Two proposed memory processes.

19
Q

What does the episodic-semantic distinction generally contrast?

A

Memory structures.

20
Q

Give examples of a memory phenomenon, processes and structures to do with remembering and knowing.

A

Phenomenon - remember-know distinction.
Processes - process-distinction procedure and recollection-familiarity distinction.
Structures - episodic/semantic distinction.

21
Q

What did Johnson, Taylor and Raye (1977) do?

A

A lab experiment using source monitoring to test people’s memory for context - used paired associate learning and asked participants to judge how often the item was studied and tested.

22
Q

What did Johnson, Taylor and Raye (1977) find?

A

That people find it difficult to distinguish between internal (studying) and external (testing) events in frequency judgement - the two are interdependent. Source monitoring was innacurate.

23
Q

What can be concluded from laboratory tasks on source monitoring?

A

Even in a simple laboratory task, people have difficulty preventing information from two sources confounding each other.

24
Q

What did Johnson, Hashtroudi and Lindsay (1993) state?

A

That people’s inability to prevent sources from confounding each other has been expanded into a Source Monitoring Framework in memory.

25
Q

What is a particularly interesting example of source monitoring in action?

A

Reality monitoring - Johnson and Raye (1981). Memory for the information source may not be stored, so we may remember internally generated events but not that they were internally generated. The source of a memory may generally be reconstructed from its content.

26
Q

What did Johnson, Foley, Suengas and Raye (1988) state about the differences between real and imagined memories?

A

They differ in terms of perceptual information, contextual information, and supporting memories. However time blurs this distinction.

27
Q

What is the key research into real and suggested events?

A

Schooler, Gerhard and Loftus (1986), who investigated whether we can use reality monitoring to spot false memories.

28
Q

What did Schooler, Gerhard and Loftus (1986) do?

A

Used the same stimuli as in the Loftus, Miller and Burns (1978) road accident study, misinformed participants with a question about a Yield sign, when it had been a stop sign.

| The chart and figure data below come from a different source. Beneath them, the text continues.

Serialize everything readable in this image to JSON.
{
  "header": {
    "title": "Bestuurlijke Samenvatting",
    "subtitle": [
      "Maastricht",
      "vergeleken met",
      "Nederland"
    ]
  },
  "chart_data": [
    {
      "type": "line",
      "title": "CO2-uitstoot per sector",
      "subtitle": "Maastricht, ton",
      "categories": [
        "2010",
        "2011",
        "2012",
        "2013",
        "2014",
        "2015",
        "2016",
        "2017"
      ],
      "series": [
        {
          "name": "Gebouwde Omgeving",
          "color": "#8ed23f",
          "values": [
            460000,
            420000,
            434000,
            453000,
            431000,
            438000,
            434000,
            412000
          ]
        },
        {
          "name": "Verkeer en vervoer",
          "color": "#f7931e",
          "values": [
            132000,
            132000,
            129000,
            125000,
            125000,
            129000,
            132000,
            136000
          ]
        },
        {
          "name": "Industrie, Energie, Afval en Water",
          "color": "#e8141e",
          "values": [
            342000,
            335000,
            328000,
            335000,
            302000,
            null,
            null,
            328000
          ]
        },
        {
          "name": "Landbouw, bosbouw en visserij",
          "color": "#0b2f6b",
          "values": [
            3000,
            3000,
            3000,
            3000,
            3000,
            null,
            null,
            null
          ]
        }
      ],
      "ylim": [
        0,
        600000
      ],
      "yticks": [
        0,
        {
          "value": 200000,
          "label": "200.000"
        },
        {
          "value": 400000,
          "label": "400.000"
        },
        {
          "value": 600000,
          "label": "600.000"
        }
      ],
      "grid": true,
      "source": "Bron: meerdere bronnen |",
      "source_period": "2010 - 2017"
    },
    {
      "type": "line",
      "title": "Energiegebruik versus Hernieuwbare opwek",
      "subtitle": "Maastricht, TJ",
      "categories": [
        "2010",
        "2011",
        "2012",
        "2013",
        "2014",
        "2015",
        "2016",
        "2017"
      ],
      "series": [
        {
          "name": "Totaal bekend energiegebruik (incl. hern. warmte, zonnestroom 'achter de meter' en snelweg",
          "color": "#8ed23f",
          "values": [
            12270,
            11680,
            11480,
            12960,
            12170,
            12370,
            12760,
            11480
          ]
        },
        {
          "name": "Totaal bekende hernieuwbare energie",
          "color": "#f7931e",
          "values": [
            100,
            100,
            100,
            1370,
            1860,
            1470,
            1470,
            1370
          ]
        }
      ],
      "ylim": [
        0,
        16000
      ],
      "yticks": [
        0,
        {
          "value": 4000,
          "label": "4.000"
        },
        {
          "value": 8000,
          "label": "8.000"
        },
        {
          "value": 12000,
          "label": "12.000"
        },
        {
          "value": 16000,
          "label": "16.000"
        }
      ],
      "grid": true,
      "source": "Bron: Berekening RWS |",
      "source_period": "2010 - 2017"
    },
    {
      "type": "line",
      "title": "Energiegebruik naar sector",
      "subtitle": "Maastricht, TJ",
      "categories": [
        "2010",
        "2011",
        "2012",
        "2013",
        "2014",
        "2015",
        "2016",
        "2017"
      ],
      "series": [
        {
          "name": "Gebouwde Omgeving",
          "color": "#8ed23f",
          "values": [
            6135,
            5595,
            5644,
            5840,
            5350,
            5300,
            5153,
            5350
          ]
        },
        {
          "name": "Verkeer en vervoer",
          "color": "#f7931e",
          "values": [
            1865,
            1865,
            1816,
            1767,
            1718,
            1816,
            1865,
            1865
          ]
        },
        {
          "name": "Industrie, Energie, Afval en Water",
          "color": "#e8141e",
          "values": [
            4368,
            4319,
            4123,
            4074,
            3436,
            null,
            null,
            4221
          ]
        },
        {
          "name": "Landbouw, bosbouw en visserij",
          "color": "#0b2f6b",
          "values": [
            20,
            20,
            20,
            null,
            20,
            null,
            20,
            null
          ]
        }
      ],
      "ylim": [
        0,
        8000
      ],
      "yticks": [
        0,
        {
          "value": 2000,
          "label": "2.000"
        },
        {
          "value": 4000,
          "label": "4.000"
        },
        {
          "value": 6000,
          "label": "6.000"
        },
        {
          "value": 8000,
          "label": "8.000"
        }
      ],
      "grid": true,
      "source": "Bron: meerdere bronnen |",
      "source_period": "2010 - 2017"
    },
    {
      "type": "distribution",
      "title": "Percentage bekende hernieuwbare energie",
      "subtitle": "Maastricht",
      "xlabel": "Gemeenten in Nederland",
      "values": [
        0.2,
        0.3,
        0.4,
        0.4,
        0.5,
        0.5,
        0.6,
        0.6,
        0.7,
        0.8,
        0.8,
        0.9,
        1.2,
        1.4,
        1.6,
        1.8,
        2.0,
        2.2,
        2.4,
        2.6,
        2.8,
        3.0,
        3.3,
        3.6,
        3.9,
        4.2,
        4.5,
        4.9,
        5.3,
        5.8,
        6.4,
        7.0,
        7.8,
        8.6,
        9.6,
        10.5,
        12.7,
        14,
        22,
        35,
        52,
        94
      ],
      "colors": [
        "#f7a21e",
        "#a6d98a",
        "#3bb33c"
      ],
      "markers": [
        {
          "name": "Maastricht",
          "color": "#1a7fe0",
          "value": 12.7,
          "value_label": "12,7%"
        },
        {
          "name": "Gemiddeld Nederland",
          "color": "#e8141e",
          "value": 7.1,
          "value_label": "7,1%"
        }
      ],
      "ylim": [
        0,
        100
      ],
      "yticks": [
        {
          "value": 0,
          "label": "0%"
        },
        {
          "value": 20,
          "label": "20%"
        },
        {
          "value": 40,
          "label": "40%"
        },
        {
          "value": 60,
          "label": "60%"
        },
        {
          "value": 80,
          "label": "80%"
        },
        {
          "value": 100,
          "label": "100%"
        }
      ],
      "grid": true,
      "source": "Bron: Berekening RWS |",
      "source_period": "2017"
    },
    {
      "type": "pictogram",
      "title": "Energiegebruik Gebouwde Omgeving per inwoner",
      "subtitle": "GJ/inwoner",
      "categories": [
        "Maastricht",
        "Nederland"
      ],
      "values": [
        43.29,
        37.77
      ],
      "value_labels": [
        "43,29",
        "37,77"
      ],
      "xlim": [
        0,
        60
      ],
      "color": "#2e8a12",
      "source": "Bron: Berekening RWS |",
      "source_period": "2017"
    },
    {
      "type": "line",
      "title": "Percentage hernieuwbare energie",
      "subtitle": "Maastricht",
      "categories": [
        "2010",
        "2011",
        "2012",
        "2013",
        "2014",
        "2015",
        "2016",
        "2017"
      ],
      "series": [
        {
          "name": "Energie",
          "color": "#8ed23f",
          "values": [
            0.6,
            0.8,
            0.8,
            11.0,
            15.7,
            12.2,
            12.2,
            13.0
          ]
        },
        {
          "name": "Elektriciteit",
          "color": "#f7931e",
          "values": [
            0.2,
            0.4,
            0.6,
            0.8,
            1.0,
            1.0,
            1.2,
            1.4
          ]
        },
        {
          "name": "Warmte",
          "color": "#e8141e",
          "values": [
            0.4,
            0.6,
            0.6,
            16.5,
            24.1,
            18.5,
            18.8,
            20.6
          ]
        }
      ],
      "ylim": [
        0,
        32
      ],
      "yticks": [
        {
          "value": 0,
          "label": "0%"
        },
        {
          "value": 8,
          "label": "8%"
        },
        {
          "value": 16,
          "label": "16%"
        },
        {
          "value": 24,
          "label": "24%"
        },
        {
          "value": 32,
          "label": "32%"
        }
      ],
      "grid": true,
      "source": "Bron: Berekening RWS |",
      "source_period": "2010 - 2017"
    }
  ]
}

Added in a description condition.

29
Q

What did Schooler, Gerhard and Loftus (1986) find?

A

Real memories had a higher proportion remembered and mean confidence and more sensory information than suggested ones.
Suggested memories had longer descriptions, more cognitive justification, more function explanation and more verbal hedges.

30
Q

What are verbal hedges?

A

The use of justification for one’s own thoughts - “because of ….., I think….”

31
Q

What else did Schooler, Gerhard and Loftus (1986) find?

A

Psychology students’ classification of real and suggested memories was just above chance, with confidence the main reason for classification . Geographic and cognitive information was particularly misleading. Training improves accuracy, but time blurs the distinction between perceptual and contextual information.

32
Q

Other than time, what can confuse real and false memories?

A

Repeatedly thinking about events may decrease the differences in memory between real and imagined events (Suengas and Johnson, 1988).

33
Q

According to Ross (1989), how is retrieval affected by social factors?

A

We rewrite our own memories in two ways:

  1. Remembered attitudes - memories of previous attitudes are more similar to current ones than they were (hindsight bias).
  2. Remembered behaviour - attitude change manipulations can distort memories of previous behaviour (cognitive dissonance).
34
Q

What could explain social influences on retrieval?

A

A simple bias in terms of state-congruent retrieval.

35
Q

What did Conway and Ross (1984) find about remembered abilities?

A

Groups of students rated their study skills before and after a training program. It made no difference to skills or grades, but afterwards they systematically remembered their pre-course grades as being worse than they were. Socially motivated to be state-incongruent.